Go back to your question of whether you should use $\sigma_N$ or $\sigmaN-\sigma{N-1}$, I hope it is already clear that they are equivalent. If you don't want to include the leftmost columns in your PCM for decoding, and if you want the input syndrome to have low enough weights. You have to update your syndrome before feeding it to the decoder for the $\sigma_N$ method, the updated syndrome will be the same, and the PCM you extract for this stand-alone round will be the same as well chk[324:360, 3204:3312]
which is just $H_Z$ vertical stacked with some CNOT XX fault columns.
Finally, about how to avoid over/underestimating LER for decoder methods without convergence guarantee. Put the single data measurement each as a detector, i.e., no combination of them according to PCM, and also define no logical OBSERVABLE. You can get those things by post-processing DEM sampler's result yourself. By using this method, you will be able to know the final error string $x$ (you can only compare to it, you cannot use it instead of its syndrome in decoding). You will also be able to know what's the end error string of each fault mechanism (column), then you can obtain $\hat{x}$ for your column estimation.
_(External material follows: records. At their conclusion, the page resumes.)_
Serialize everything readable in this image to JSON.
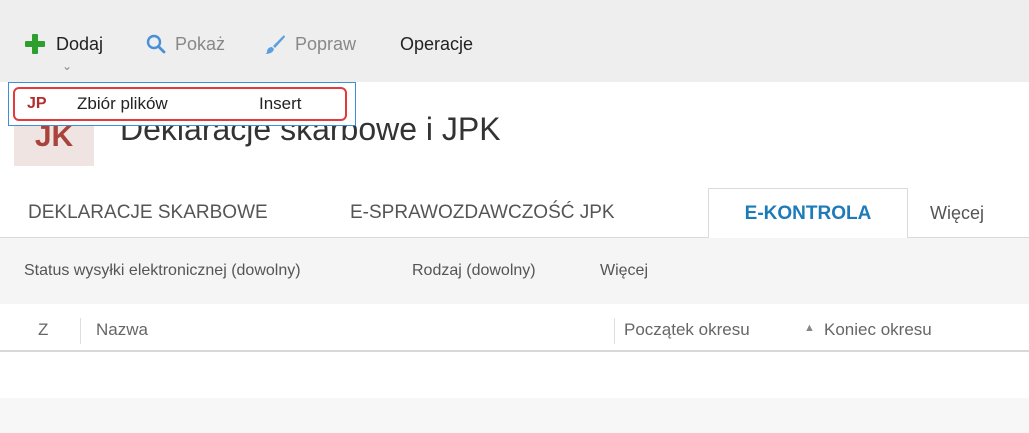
{
  "toolbar": {
    "add_label": "Dodaj",
    "show_label": "Pokaż",
    "fix_label": "Popraw",
    "operations_label": "Operacje",
    "caret": "⌄"
  },
  "dropdown": {
    "item": {
      "prefix": "JP",
      "label": "Zbiór plików",
      "shortcut": "Insert"
    }
  },
  "module": {
    "icon_text": "JK",
    "title": "Deklaracje skarbowe i JPK"
  },
  "tabs": [
    {
      "label": "DEKLARACJE SKARBOWE",
      "active": false
    },
    {
      "label": "E-SPRAWOZDAWCZOŚĆ JPK",
      "active": false
    },
    {
      "label": "E-KONTROLA",
      "active": true
    },
    {
      "label": "Więcej",
      "active": false
    }
  ],
  "filters": [
    "Status wysyłki elektronicznej (dowolny)",
    "Rodzaj (dowolny)",
    "Więcej"
  ],
  "grid": {
    "columns": [
      "Z",
      "Nazwa",
      "Początek okresu",
      "Koniec okresu"
    ],
    "sort_indicator": "▲"
  },
  "colors": {
    "accent": "#1c7bb8",
    "add_green": "#2e9e2e",
    "highlight_red": "#e33b3b",
    "module_red": "#a8443b"
  }
}
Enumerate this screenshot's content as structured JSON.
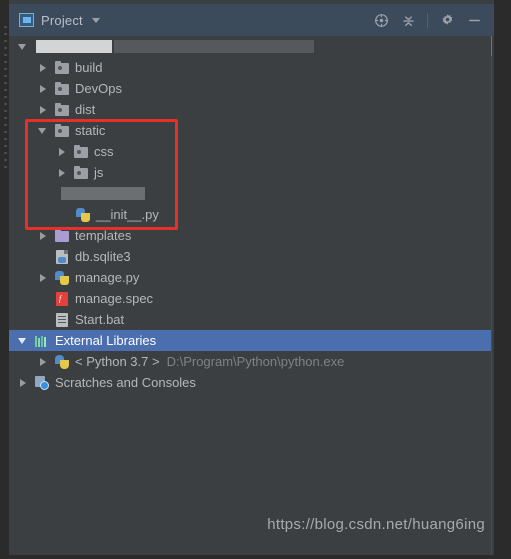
{
  "window": {
    "title": "Project",
    "project_icon": "project-icon",
    "toolbar_buttons": [
      {
        "name": "locate-icon",
        "tooltip": "Select Opened File"
      },
      {
        "name": "collapse-all-icon",
        "tooltip": "Collapse All"
      },
      {
        "name": "settings-gear-icon",
        "tooltip": "Settings"
      },
      {
        "name": "minimize-icon",
        "tooltip": "Hide"
      }
    ]
  },
  "tree": {
    "nodes": [
      {
        "id": "root",
        "label": "",
        "indent": 0,
        "arrow": "down",
        "icon": "none",
        "redacted": true,
        "redact_light_w": 76,
        "redact_dark_w": 200
      },
      {
        "id": "build",
        "label": "build",
        "indent": 1,
        "arrow": "right",
        "icon": "folder-icon"
      },
      {
        "id": "devops",
        "label": "DevOps",
        "indent": 1,
        "arrow": "right",
        "icon": "folder-icon"
      },
      {
        "id": "dist",
        "label": "dist",
        "indent": 1,
        "arrow": "right",
        "icon": "folder-icon"
      },
      {
        "id": "static",
        "label": "static",
        "indent": 1,
        "arrow": "down",
        "icon": "folder-icon"
      },
      {
        "id": "css",
        "label": "css",
        "indent": 2,
        "arrow": "right",
        "icon": "folder-icon"
      },
      {
        "id": "js",
        "label": "js",
        "indent": 2,
        "arrow": "right",
        "icon": "folder-icon"
      },
      {
        "id": "redacted-pkg",
        "label": "",
        "indent": 2,
        "arrow": "none",
        "icon": "none",
        "redacted": true,
        "redact_dark_w": 84
      },
      {
        "id": "init-py",
        "label": "__init__.py",
        "indent": 3,
        "arrow": "none",
        "icon": "python-file-icon"
      },
      {
        "id": "templates",
        "label": "templates",
        "indent": 1,
        "arrow": "right",
        "icon": "folder-purple-icon"
      },
      {
        "id": "db-sqlite3",
        "label": "db.sqlite3",
        "indent": 1,
        "arrow": "none",
        "icon": "database-file-icon"
      },
      {
        "id": "manage-py",
        "label": "manage.py",
        "indent": 1,
        "arrow": "right",
        "icon": "python-file-icon"
      },
      {
        "id": "manage-spec",
        "label": "manage.spec",
        "indent": 1,
        "arrow": "none",
        "icon": "spec-file-icon"
      },
      {
        "id": "start-bat",
        "label": "Start.bat",
        "indent": 1,
        "arrow": "none",
        "icon": "bat-file-icon"
      },
      {
        "id": "ext-libs",
        "label": "External Libraries",
        "indent": 0,
        "arrow": "down",
        "icon": "library-icon",
        "selected": true
      },
      {
        "id": "python-sdk",
        "label": "< Python 3.7 >",
        "indent": 1,
        "arrow": "right",
        "icon": "python-logo-icon",
        "note": "D:\\Program\\Python\\python.exe"
      },
      {
        "id": "scratches",
        "label": "Scratches and Consoles",
        "indent": 0,
        "arrow": "right",
        "icon": "scratches-icon"
      }
    ]
  },
  "annotation": {
    "type": "rectangle-highlight",
    "color": "#e8302a",
    "covers": [
      "static",
      "css",
      "js",
      "redacted-pkg",
      "init-py"
    ]
  },
  "watermark": {
    "text": "https://blog.csdn.net/huang6ing"
  },
  "colors": {
    "panel_bg": "#3c3f41",
    "titlebar_bg": "#3c4b5c",
    "frame_bg": "#2b2b2b",
    "selection_blue": "#4b6eaf",
    "text": "#b5b8ba",
    "muted_text": "#7d8285",
    "annotation_red": "#e8302a"
  }
}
Whether their BP methods could work in suppressing logical errors in experiments containing non-Clifford gates, is something I want to learn from their future experiments. Let's wait and see until their neutral atom platform can do repeated SM (or mid-circuit measurement).
OK,your detailed reply has resolved all my questions.Thanks a lot ! And overlapping decoding is necessary for improvement of decoding accuracy beyond the non-overlapping strategy.
I set the $p=1.5\times 10^{-3}$ and using BP on all but the last window (only contains this noiseless SM round) and final noiseless SM round i use the BP+OSD decoder to decode and the logical failure rate (per code cycle) stabilizes as the number of code cycles increases for both the HGP codes.I agree with you that np.logical_or(flagged_err, logical_err).astype(int).sum()
) is of course an underestimation of LER. Because we must consider the logical error led by noisy syndrome measurement feedback.
I'm reading the file SlidingWindowDecoder Sliding Window OSD.ipynb to follow it,and there is some confusing things about the code.
First when we iterate the
anchors
to get the sparse parity-check matrix of each window(i guess like the $H_{win}$ mentioned in shilin's paper [https://arxiv.org/abs/2311.03307]) and if the window is not the final(last) window,thec = anchors[top_left + W - 1]
.But when we use the $H_{win}$ to decode,c = anchors[top_left+F] # commit region bottom right
Why the two c are different? It makes me confused and it seems that when I set theW=3,F=3
and run the Sliding Window OSD.ipynb it will raise error :So which c is correct?